Un camion bourré de cochons les croisa à la sortie d’un virage, balançant au passage une gerbe de bruine malodorante. L’abattoir tout proche les faisait hurler de terreur. Alice s’était renfrognée, le menton enfoncé dans son anorak miteux, jusqu’à ce qu’ils arrivent au CDEF de Talensac, le Centre départemental de l’enfance et de la famille, que tous les jeunes appelaient le foyer. Le bâtiment, qui datait des années cinquante, servait d’asile pour les gosses de la région, mais ça aurait pu être une caserne, une école ou une prison, et il ne manquait plus que les barbelés ; heureusement il y avait un grand parc avec des jeux recouverts de neige, et plus loin la forêt… Chaperon bleu, Alice restait clouée au siège de la voiture.

— Allez viens, dit-il, n’aie pas peur.

— Je n’ai pas peur.

— Viens quand même.

Alice finit par sortir mais elle avançait à reculons. Mc Cash en profita pour observer la topographie des lieux : un terrain cerné par des grilles d’environ deux mètres, une forêt et cinq kilomètres de campagne avant de tomber sur le premier embranchement du Meu. Difficile d’imaginer la petite parcourir une telle distance en pleine nuit… Le hall était désert mais une femme de ménage qui javellisait l’escalier leur dit :

— Hou, M. Le Guillou, je sais pas ! Aujourd’hui c’est service réduit ! Faut voir avec Mme Sainte-Perse !

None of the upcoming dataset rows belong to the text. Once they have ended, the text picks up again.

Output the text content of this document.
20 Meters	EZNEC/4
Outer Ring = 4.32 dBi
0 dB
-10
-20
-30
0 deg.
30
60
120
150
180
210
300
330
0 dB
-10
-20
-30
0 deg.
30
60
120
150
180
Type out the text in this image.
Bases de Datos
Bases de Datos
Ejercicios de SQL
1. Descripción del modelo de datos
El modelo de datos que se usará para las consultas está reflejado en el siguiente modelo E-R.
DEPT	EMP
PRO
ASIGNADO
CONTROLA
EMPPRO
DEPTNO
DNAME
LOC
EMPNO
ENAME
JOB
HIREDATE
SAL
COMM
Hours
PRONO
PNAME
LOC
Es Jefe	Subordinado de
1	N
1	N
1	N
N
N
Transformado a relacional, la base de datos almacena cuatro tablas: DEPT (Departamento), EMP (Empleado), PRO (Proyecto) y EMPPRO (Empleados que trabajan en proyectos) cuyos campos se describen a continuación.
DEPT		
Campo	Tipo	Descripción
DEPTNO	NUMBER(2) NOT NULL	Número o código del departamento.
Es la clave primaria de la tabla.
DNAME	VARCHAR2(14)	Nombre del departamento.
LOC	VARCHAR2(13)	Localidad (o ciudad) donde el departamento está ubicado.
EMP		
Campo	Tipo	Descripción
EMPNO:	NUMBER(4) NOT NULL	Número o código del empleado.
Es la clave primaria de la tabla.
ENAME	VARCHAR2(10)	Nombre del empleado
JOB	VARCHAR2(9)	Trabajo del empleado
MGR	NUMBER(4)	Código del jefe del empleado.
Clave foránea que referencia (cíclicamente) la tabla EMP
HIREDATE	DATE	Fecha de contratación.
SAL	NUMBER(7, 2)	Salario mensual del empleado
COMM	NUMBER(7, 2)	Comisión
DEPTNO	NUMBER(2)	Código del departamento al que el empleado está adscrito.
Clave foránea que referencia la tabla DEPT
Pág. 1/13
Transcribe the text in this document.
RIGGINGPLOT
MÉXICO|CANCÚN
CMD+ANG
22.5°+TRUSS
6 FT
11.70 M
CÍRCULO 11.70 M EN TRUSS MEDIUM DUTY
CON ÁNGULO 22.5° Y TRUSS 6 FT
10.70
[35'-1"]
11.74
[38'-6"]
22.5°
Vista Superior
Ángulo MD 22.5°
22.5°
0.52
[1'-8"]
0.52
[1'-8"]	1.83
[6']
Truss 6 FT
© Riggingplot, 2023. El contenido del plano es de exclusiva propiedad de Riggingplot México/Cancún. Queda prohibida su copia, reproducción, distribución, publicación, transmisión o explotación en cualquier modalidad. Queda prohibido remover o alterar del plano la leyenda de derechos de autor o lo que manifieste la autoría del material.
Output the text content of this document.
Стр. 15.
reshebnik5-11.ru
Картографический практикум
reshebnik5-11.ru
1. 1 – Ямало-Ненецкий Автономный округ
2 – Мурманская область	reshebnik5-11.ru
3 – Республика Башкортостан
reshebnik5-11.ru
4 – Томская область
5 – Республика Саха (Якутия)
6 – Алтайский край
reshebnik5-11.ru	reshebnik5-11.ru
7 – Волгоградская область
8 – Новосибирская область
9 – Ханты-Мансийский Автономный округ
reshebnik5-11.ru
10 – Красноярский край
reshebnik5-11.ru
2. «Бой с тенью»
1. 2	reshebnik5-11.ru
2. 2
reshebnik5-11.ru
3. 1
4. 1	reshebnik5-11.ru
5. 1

Marguerite Sainte-Perse travaillait là comme bénévole et se trouvait au petit réfectoire de l’étage ; Mc Cash tira Alice dans l’escalier marron. Les réminiscences lui tombaient dessus comme des mouches. Il comprit mieux pourquoi. Ce qui tordait le cœur, ce n’était pas tant l’aspect impersonnel, la froidure du carrelage ou l’odeur de détergent, que les paires de chaussons alignées dans l’entrée. À les voir ainsi usés, râpés, peluchés, Mc Cash imaginait tous les petits pieds qui s’y étaient fourrés, toutes ces petites pattes désespérées qui, comme Alice, avaient dû vivre et continuer de s’agiter comme si de rien n’était, parce que c’était comme ça, parce qu’on n’avait pas le choix…

— Oui ? s’écria une voix depuis la salle de réfectoire. C’est pourquoi ?

Chignon laqué, la soixantaine stricte et poudrée, Marguerite Sainte-Perse faisait goûter les enfants, en compagnie de la cuisinière ; ils étaient cinq attablés devant les restes d’un gâteau au yaourt, à faire combattre leurs guerriers de l’espace sur la toile cirée ou minauder leurs Barbie mi-putes mi-soumises. Il y eut quelques commentaires sur le bandeau mais Sainte-Perse les fit taire avec autorité avant de l’informer que le directeur du foyer était en congé.